1. Gli italiani rappresentano la seconda comunità accademica più grande nel Regno Unito. Questo è un segnale del rispetto e della considerazione che gli italiani hanno per l’accademia britannica e della considerazione che le istituzioni inglesi hanno verso il personale accademico italiano.

2. Il significativo aumento del numero di italiani nelle università britanniche tra il 2014/15 e il 2015/2016 indica che questa considerazione reciproca è mantenuta o è aumentata.

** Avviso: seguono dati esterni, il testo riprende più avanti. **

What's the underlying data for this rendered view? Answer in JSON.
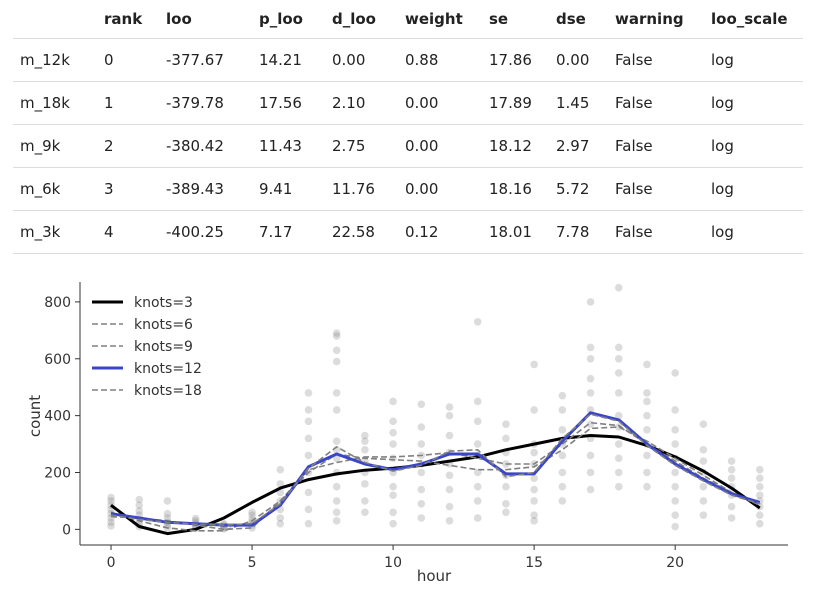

3. Mentre i numeri del periodo pre-Brexit vanno nella direzione dei punti 1 e 2 sopra elencati, il nostro sondaggio suggerisce una tendenza di alcuni accademici italiani a cominciare a interessarsi a nuove opportunità al di fuori del Regno Unito. Deve essere sottolineato però che su quasi 6000 italiani che sono stimati lavorare nelle università britanniche, noi ne abbiamo contattati quasi 3000 (ovvero coloro che sono registrati nell’Ambasciata) e abbiamo ricevuto una risposta da solo 632 di loro. Di questi, l’82% (cioè 518) sta considerando di lasciare il Regno Unito (con livelli diversi di determinazione), in gran parte come conseguenza della Brexit. E’ impossibile determinare in questo momento se questo segnale possa essere letto come caratterizzante delle intenzioni dell’intera comunità. Ma certamente esso rappresenta un dato oggettivo che potrà essere estremamente utile per monitorare le tendenze negli anni a venire. Non c’è bisogno di sottolineare che l’ansietà è più pronunciata quando ci sono profondi elementi di incertezza.